Marion se sentía abatido, y avergonzado de su abatimiento; enfurecido por su vergüenza, y, en general, terriblemente humillado al tener que admitir interiormente que sentía algo, y, peor aún, como es lógico, al sentirlo con tanta intensidad.

Pero al recorrer de arriba abajo uno de los tramos de la Riva, mientras el viento tempestuoso hacía crujir mástiles y velas, y el humo de su cigarro describía bruscos giros a su alrededor, empezó a sentir cierto consuelo. Todo eso, a la postre, era experiencia; y la experiencia era necesaria para la comprensión de la humanidad. Era preferible, como norma, utilizar la experiencia de otra gente; mirar hacia abajo, desde el ático de Westminster, y ver la aflicción y el dolor y la rabia in corpore vili *, desde las cinco alturas que lo separaban del suelo. Aunque, bien pensado, de cuando en cuando eran necesarias impresiones un poco más íntimas; el mero reconocimiento de sentimientos en los demás presuponía un mínimo de experiencia emocional en uno mismo.

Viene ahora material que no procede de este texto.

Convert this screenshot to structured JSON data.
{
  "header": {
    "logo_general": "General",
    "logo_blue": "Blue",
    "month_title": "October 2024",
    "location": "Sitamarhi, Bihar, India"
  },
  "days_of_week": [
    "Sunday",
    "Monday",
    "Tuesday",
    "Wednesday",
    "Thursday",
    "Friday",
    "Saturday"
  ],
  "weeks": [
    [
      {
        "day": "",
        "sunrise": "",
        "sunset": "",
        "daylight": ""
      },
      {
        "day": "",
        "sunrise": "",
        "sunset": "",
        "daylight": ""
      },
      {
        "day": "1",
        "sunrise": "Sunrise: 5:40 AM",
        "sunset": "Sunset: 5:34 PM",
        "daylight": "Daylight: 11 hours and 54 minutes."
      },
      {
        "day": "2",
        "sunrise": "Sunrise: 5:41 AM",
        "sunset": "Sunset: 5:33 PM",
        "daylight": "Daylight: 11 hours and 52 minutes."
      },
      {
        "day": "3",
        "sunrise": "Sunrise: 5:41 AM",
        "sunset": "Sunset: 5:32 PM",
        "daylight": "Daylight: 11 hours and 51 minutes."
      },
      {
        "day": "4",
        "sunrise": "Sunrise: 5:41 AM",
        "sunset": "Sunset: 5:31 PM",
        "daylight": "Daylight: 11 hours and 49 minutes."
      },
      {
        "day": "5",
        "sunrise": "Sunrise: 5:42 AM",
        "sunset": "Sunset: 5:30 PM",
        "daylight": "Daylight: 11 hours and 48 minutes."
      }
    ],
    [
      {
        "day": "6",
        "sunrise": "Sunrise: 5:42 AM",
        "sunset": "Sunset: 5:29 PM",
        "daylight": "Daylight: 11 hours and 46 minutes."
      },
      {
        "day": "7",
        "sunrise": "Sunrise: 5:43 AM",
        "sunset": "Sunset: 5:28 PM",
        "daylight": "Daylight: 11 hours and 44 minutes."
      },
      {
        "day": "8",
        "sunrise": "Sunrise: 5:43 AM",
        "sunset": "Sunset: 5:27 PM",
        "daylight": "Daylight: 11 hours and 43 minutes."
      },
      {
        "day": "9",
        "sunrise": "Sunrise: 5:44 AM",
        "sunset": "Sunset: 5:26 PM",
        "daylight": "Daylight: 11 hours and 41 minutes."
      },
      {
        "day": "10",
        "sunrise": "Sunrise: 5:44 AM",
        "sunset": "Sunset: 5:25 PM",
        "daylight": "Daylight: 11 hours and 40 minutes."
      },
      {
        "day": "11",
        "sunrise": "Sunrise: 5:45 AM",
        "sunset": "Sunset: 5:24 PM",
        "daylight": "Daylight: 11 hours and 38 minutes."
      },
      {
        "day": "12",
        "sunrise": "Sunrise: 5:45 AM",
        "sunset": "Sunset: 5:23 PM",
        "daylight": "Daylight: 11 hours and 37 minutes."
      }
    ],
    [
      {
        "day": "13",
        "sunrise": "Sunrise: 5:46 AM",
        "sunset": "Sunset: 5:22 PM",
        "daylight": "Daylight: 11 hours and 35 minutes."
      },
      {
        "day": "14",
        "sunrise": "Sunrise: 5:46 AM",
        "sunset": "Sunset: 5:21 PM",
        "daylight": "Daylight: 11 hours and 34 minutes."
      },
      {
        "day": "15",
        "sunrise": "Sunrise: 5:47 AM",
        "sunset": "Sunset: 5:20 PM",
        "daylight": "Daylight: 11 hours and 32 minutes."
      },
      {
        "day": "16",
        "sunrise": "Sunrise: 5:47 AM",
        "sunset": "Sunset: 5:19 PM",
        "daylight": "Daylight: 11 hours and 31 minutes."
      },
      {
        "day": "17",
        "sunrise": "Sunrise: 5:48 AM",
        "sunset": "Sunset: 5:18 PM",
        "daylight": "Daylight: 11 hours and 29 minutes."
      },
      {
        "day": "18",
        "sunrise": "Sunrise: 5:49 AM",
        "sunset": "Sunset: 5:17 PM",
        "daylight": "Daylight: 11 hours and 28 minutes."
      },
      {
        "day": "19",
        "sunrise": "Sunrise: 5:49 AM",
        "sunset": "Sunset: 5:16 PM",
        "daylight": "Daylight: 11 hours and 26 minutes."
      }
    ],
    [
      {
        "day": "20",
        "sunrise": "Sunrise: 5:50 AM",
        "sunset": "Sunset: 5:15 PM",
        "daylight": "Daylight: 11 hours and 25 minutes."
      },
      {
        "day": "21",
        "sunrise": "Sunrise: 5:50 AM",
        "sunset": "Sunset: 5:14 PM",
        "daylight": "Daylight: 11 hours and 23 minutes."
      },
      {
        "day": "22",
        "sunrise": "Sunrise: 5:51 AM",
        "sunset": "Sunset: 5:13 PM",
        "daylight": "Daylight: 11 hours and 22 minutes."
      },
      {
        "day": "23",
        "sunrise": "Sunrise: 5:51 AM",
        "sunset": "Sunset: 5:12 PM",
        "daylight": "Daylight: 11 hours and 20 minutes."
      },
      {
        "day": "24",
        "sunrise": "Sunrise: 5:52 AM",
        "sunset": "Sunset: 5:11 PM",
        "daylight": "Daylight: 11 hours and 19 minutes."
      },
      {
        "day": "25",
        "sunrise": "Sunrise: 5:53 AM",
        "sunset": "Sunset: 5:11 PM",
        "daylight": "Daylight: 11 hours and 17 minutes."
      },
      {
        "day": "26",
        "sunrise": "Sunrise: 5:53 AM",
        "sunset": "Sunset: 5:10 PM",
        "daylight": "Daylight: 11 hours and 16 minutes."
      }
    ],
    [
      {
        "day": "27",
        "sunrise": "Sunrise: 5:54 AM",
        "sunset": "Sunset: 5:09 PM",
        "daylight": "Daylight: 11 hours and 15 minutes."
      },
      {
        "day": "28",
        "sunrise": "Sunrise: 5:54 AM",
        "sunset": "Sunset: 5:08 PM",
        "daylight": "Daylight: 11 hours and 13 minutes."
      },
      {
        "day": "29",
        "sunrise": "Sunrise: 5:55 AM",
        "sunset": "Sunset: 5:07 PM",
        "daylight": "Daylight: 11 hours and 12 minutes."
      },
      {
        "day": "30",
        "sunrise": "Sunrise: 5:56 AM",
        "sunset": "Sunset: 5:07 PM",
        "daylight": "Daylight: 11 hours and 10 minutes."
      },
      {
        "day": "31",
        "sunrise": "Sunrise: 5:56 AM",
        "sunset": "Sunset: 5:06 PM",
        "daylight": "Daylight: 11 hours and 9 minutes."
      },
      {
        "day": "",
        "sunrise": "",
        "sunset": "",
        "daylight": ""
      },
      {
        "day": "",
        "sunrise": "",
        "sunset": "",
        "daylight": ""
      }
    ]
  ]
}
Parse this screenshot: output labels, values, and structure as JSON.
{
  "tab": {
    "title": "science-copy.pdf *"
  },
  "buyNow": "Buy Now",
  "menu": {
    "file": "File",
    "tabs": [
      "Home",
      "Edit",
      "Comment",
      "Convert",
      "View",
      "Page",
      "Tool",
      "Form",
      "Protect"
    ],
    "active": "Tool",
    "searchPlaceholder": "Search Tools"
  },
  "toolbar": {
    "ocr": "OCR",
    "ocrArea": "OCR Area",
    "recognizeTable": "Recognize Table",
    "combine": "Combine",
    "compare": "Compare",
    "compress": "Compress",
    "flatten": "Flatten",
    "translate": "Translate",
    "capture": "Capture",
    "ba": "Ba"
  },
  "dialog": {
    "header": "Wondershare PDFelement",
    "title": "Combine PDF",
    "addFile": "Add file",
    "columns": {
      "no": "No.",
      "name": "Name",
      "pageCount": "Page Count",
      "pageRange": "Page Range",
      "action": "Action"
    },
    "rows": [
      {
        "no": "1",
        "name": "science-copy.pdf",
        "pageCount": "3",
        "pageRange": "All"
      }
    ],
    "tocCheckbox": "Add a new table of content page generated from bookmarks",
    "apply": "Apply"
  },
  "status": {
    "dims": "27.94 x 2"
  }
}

Marion tenía sentido del humor, sentido de la dignidad, y la consiguiente aversión a hacer el ridículo. Le desagradaba sobremanera haber desempeñado el papel del necio de edad mediana. Pero, si alguna vez necesitaba —en una futura novela— un necio de edad mediana, ahí se tenía y bien a mano a sí mismo. Y lo cierto era que, si no hubiera infringido miserablemente sus normas de vida, interesándose con cierto desdén por una joven dama de un metro ochenta, hija de un conde arruinado, de rostro inexpresivo y autora de una novela sentimental, él jamás, jamás habría llegado a comprender, como ahora comprendía, el carácter de aquella inteligente mujer de mundo, con aspiraciones que acababan en frivolidad, y un corazón totalmente aherrumbrado por la insolencia.

Ah, comprendía a lady Tal. Había vuelto al hotel; había cerrado de golpe la ventana, y había recibido una ráfaga de lluvia en el rostro mientras se hacía esta reflexión. Ciertamente, lady Tal podía convertirse en una persona de categoría.

Se desplomó en el sillón y abrió un volumen de la correspondencia de Flaubert.